Мама снова вздыхает — прерывисто, будто сдерживая поток воздуха.
— Может, санитаркой? — с непонятной натугой спрашивает она. — Я поговорила кое с кем, тебя возьмут…
— Ага, — осторожно кивает Ольга. Мамино смущение беспокоит ее. Хорошо, если придется горшки выносить, — а если заставят уколы ставить? Она не сможет… — А что надо будет делать? — осторожно спрашивает она.
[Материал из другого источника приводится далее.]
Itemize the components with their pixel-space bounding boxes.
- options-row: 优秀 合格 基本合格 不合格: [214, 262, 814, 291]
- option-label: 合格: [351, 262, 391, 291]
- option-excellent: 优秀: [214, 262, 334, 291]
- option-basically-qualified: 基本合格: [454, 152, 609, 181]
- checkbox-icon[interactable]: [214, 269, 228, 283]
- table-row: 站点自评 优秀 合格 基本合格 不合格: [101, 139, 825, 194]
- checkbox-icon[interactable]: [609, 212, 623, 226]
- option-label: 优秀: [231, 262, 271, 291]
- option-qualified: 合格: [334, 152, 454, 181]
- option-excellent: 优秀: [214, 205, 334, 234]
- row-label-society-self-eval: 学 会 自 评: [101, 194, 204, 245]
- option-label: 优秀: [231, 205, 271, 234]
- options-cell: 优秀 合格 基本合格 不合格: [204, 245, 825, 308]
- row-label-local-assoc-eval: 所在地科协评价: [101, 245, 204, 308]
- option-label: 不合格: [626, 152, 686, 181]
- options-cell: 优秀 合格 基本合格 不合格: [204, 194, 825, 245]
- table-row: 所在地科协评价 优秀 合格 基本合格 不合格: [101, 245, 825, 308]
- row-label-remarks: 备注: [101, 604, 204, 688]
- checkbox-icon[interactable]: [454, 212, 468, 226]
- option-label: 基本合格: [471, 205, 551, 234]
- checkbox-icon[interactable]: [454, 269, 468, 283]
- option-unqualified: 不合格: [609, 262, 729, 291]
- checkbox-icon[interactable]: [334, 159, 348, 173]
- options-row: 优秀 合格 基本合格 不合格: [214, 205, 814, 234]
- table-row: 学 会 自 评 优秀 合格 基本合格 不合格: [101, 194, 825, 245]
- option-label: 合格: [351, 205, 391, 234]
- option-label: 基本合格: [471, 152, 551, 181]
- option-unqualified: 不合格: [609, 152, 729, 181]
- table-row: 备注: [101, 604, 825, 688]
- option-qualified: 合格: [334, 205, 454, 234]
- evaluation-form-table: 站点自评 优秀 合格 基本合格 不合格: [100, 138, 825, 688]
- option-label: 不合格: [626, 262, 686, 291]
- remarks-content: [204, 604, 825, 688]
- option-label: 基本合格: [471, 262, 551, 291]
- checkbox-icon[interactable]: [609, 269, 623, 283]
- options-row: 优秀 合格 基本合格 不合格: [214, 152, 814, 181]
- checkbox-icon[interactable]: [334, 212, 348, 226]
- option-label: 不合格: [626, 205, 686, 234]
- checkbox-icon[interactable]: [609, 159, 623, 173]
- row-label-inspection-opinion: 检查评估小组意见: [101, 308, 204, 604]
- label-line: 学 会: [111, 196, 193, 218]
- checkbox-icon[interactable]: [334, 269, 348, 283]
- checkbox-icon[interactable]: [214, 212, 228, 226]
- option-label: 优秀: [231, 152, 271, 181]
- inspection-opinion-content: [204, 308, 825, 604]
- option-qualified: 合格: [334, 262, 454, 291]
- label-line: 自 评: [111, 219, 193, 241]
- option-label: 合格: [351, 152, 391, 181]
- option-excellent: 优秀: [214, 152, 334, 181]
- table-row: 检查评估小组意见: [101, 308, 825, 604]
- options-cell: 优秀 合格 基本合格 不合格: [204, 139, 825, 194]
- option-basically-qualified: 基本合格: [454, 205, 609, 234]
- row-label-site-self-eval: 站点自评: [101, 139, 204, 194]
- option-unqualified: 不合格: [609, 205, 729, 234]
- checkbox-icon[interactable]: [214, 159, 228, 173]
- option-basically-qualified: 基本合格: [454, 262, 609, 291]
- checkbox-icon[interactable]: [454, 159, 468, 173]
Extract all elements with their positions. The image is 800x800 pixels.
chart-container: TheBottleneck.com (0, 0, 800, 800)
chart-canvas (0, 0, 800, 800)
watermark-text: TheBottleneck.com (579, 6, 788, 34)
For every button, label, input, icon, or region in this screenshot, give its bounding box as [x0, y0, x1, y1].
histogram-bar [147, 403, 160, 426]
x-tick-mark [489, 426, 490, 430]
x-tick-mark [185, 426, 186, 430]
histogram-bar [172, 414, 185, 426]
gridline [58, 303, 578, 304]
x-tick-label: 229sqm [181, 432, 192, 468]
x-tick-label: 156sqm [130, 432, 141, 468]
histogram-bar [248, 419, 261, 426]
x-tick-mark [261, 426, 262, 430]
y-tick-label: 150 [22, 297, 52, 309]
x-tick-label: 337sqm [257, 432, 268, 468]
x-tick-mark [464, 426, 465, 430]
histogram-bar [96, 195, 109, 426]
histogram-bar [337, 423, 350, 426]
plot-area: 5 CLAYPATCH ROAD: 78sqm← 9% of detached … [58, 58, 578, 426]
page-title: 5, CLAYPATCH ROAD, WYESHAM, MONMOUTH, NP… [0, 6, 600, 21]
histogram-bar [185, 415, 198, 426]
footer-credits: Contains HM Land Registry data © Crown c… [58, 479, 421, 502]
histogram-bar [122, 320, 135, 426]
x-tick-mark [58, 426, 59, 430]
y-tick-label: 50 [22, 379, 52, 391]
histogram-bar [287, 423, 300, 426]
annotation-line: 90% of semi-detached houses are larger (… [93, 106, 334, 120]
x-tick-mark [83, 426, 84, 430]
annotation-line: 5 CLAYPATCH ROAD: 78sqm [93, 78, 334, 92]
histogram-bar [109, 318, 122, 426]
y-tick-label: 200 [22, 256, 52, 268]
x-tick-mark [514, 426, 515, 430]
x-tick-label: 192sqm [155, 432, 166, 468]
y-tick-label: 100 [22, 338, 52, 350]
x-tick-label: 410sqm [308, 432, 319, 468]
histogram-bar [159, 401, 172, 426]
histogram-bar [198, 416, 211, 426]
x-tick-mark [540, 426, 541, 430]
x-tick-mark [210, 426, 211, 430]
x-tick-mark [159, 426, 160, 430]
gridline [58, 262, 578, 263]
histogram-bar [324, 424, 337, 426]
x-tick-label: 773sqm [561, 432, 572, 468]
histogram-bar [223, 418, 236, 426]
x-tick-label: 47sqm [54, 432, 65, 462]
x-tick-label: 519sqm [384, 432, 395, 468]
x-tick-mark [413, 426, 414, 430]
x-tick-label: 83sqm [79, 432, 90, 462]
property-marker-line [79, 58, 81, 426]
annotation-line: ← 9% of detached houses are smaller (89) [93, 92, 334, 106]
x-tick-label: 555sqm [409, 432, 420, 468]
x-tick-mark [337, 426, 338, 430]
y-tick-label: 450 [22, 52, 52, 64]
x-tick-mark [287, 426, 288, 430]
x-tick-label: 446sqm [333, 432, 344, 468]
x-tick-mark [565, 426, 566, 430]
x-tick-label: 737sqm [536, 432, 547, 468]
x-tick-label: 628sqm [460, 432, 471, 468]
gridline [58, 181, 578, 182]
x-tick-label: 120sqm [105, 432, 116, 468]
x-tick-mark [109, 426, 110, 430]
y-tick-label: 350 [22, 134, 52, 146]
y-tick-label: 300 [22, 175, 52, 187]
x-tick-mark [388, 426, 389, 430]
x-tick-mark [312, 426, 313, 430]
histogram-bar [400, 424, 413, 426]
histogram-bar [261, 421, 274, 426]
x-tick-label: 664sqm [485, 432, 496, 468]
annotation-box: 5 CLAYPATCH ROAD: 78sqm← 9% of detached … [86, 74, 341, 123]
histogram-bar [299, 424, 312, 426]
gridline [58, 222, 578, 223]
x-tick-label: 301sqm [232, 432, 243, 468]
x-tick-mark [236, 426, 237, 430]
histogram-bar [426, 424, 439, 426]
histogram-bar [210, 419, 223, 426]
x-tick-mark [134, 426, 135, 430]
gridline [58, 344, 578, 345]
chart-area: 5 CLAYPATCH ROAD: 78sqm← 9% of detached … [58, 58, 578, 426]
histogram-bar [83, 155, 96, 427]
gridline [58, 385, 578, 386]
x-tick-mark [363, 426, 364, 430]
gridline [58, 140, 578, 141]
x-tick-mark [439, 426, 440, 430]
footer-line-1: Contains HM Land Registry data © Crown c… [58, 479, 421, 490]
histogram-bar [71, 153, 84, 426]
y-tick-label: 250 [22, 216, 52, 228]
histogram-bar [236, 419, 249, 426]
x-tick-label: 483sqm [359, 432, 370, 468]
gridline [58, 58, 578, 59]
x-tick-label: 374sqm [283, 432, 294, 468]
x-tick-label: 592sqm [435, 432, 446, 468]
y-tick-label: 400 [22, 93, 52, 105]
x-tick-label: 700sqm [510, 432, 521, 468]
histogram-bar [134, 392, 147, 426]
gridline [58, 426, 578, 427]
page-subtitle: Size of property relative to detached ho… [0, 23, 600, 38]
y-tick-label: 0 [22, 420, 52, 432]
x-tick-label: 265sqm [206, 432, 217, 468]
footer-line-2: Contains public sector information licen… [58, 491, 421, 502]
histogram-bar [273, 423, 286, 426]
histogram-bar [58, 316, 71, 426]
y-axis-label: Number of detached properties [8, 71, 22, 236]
— Да чепуха, полы мыть, справишься, — отмахивается мама с преувеличенным легкомыслием. Ольга решает не обращать на него внимания. Не может позволить себе искать подвох.
— Ага, — говорит она. — Конечно, справлюсь.
— Только придется на автобусе ездить, — небрежно добавляет мама, глядя куда-то в угол.
Несколько секунд Ольга недоумевает, зачем ездить на автобусе, если от дома до больницы идти минут десять, — наверное, столько же, сколько до ближайшей остановки. Потом до нее доходит, что в городе — а вернее, за городом, у самого аэропорта — есть еще одна больница.
— Тебя переведут, как только у нас место появится, — тихо обещает мама, и Ольга с противоестественной бодростью отвечает:
— Ага. Да ладно, не так уж далеко ездить. Подумаешь, автобус…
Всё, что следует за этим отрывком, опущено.